The VIDO vaccine would allow producers to treat the afflicted animals while at the same time shielding those who are still healthy. This means the immune response has to be fast and it has to provide protection at the scene of infection: the eye.
“What we’re trying to do is first come up with a vaccine that’s easy to administer, second that it’s capable of inducing an immune response fast enough that it will stop the outbreak,” said Dr. Paola Elizalde. A doctoral student with VIDO and the U of S School of Public Health, she is conducting the research on the new vaccine.
“So, Moraxella is a bacteria that needs to attach to the eye. If we can induce enough antibodies quickly enough, there will be no harm to the eye.”
Elizalde has a shopping list for the vaccine: it must accelerate and maintain immune response in the eye. It has to be effective with one dose, and it has to bring this immune response online within a week or two, before the animals go out to pasture. She is working on the novel delivery route, basically eye drops for young calves, with fellow VIDO researcher Dr. Siresh Tikoo.
At this stage, the researchers are testing the direct-to-eye vaccine method for safety. It will likely require a few more years of study to find out if the vaccine prompts the creation of antibodies, and what age works best for this aspect.
“In newborns, there is a lack of immune response to Moraxella,” Elizalde said. “In two-month-olds, it increases by a little; in yearlings, the immune response is very high.”
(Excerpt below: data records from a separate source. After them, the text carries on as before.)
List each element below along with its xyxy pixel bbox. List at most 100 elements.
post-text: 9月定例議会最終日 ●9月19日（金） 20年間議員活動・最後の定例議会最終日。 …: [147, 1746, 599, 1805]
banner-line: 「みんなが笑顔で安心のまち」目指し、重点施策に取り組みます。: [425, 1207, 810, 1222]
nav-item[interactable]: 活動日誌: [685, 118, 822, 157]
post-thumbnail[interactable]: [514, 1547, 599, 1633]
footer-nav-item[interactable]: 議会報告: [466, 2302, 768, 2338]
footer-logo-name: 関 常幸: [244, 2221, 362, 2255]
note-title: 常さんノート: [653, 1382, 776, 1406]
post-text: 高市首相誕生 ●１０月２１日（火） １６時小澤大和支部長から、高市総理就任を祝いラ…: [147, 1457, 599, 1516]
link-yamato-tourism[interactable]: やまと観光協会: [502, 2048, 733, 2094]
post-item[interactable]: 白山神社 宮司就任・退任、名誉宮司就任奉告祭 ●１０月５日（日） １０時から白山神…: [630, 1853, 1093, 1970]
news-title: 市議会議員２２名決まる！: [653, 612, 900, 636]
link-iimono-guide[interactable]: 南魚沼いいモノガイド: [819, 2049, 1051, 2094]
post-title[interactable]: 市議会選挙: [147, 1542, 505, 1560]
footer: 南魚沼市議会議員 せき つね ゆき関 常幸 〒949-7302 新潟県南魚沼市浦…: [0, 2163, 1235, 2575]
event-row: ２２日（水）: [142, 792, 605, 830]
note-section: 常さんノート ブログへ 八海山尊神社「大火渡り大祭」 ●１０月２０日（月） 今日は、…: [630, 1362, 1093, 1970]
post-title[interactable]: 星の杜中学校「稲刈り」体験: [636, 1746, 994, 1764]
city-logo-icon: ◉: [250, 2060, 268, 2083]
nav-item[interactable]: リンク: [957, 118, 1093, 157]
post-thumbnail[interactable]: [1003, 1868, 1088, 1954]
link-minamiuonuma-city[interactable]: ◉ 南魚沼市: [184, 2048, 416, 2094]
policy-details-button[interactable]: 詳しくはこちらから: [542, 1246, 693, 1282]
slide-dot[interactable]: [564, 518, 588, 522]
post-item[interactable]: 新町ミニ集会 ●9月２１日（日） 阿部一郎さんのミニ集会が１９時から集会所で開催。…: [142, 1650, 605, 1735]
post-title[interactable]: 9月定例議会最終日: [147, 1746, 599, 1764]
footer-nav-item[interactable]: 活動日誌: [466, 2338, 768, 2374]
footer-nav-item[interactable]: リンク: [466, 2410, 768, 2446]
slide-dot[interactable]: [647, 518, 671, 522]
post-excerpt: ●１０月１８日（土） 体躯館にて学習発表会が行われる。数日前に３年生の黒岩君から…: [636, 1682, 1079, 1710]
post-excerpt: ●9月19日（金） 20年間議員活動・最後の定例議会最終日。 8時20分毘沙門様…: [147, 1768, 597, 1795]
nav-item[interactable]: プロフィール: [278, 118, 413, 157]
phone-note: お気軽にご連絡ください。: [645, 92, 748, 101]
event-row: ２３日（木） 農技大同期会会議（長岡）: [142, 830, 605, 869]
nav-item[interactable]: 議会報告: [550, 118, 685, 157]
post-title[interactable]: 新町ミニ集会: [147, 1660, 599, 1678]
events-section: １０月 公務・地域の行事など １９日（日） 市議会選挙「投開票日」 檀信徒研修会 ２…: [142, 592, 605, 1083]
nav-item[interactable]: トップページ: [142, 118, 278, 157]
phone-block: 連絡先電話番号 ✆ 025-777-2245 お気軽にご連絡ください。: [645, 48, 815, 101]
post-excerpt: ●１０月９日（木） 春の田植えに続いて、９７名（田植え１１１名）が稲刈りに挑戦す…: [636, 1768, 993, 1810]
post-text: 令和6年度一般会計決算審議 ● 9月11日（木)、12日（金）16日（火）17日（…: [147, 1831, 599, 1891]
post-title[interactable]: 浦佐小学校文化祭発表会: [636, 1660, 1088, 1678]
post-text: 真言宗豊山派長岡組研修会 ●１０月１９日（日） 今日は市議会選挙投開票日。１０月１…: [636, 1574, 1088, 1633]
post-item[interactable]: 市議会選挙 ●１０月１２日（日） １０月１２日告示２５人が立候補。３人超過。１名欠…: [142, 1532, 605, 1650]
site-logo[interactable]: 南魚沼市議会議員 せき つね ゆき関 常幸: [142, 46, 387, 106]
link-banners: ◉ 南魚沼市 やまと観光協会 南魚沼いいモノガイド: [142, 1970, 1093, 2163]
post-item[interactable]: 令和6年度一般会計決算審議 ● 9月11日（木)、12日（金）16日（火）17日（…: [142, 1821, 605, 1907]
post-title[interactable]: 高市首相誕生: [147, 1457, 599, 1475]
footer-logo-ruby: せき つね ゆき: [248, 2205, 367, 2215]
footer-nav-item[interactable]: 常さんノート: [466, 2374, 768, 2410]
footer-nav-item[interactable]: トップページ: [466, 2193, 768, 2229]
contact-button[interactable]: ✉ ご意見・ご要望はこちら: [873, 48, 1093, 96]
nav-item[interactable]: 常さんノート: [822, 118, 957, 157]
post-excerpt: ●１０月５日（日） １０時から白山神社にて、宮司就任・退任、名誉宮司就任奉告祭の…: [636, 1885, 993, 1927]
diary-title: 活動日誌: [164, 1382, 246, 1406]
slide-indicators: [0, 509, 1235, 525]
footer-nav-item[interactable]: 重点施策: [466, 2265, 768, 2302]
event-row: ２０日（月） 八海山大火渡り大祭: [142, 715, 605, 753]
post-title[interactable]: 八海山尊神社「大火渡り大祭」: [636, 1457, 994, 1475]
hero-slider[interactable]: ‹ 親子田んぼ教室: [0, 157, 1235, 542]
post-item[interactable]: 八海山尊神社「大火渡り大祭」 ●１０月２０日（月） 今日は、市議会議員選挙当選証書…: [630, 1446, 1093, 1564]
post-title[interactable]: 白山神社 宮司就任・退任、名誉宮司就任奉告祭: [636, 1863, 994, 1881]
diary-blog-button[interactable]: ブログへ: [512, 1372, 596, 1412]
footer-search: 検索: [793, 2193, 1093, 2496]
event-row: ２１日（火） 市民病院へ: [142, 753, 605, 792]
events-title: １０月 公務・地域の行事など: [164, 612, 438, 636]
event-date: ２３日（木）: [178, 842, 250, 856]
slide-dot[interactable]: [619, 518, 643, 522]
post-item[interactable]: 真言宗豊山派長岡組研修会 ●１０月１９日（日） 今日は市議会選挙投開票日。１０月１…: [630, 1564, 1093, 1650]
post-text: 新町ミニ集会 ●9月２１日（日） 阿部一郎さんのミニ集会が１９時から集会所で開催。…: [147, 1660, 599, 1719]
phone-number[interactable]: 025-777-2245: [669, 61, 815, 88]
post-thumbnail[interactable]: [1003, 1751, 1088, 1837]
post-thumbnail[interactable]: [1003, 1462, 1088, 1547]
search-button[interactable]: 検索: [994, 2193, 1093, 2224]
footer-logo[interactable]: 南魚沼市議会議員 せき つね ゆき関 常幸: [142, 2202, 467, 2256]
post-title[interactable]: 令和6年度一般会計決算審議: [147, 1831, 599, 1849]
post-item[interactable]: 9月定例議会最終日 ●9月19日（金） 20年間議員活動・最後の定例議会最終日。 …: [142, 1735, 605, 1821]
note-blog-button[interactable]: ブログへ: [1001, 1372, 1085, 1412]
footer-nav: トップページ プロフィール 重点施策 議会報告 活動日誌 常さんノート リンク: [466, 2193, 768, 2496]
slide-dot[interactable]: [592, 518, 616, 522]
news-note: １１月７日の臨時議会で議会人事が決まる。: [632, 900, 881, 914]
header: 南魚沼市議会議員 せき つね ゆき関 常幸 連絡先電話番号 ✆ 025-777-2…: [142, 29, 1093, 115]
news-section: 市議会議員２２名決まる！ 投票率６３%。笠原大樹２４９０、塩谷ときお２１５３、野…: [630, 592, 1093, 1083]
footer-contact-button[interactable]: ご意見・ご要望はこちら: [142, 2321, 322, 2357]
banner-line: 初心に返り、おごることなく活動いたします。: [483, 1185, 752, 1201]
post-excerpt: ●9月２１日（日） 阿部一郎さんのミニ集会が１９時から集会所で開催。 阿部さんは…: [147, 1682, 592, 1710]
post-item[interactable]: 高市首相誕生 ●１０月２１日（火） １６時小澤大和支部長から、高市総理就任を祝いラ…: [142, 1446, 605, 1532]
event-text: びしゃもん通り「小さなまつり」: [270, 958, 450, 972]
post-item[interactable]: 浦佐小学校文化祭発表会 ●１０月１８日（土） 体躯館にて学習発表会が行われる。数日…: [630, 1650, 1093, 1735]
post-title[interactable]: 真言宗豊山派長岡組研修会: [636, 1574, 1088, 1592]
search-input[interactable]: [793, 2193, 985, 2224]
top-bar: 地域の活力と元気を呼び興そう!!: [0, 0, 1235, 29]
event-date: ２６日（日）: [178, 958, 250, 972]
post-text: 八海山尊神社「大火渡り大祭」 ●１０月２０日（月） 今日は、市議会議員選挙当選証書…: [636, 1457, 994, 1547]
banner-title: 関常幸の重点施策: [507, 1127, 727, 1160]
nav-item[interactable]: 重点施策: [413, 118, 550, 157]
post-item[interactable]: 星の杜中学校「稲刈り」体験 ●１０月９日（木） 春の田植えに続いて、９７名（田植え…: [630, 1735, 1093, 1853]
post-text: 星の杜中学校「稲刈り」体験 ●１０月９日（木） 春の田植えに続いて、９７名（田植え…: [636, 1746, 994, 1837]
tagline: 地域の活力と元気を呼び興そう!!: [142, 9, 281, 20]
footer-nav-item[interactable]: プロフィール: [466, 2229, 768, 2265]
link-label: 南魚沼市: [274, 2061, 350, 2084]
Griebel said applying the vaccine directly to the eye would allow producers to protect cattle even in the midst of an outbreak.
“We also think that our vaccine, by delivering it to the eye, by inducing local immunity quickly, could be used in the face of an outbreak,” he said, since all animals could be brought in and vaccinated. It would also allow precision treatment.
“You might not prevent infection in the right eye which already has inflammation and damage, but by vaccinating the other eye, they can protect the healthy eye,” he said.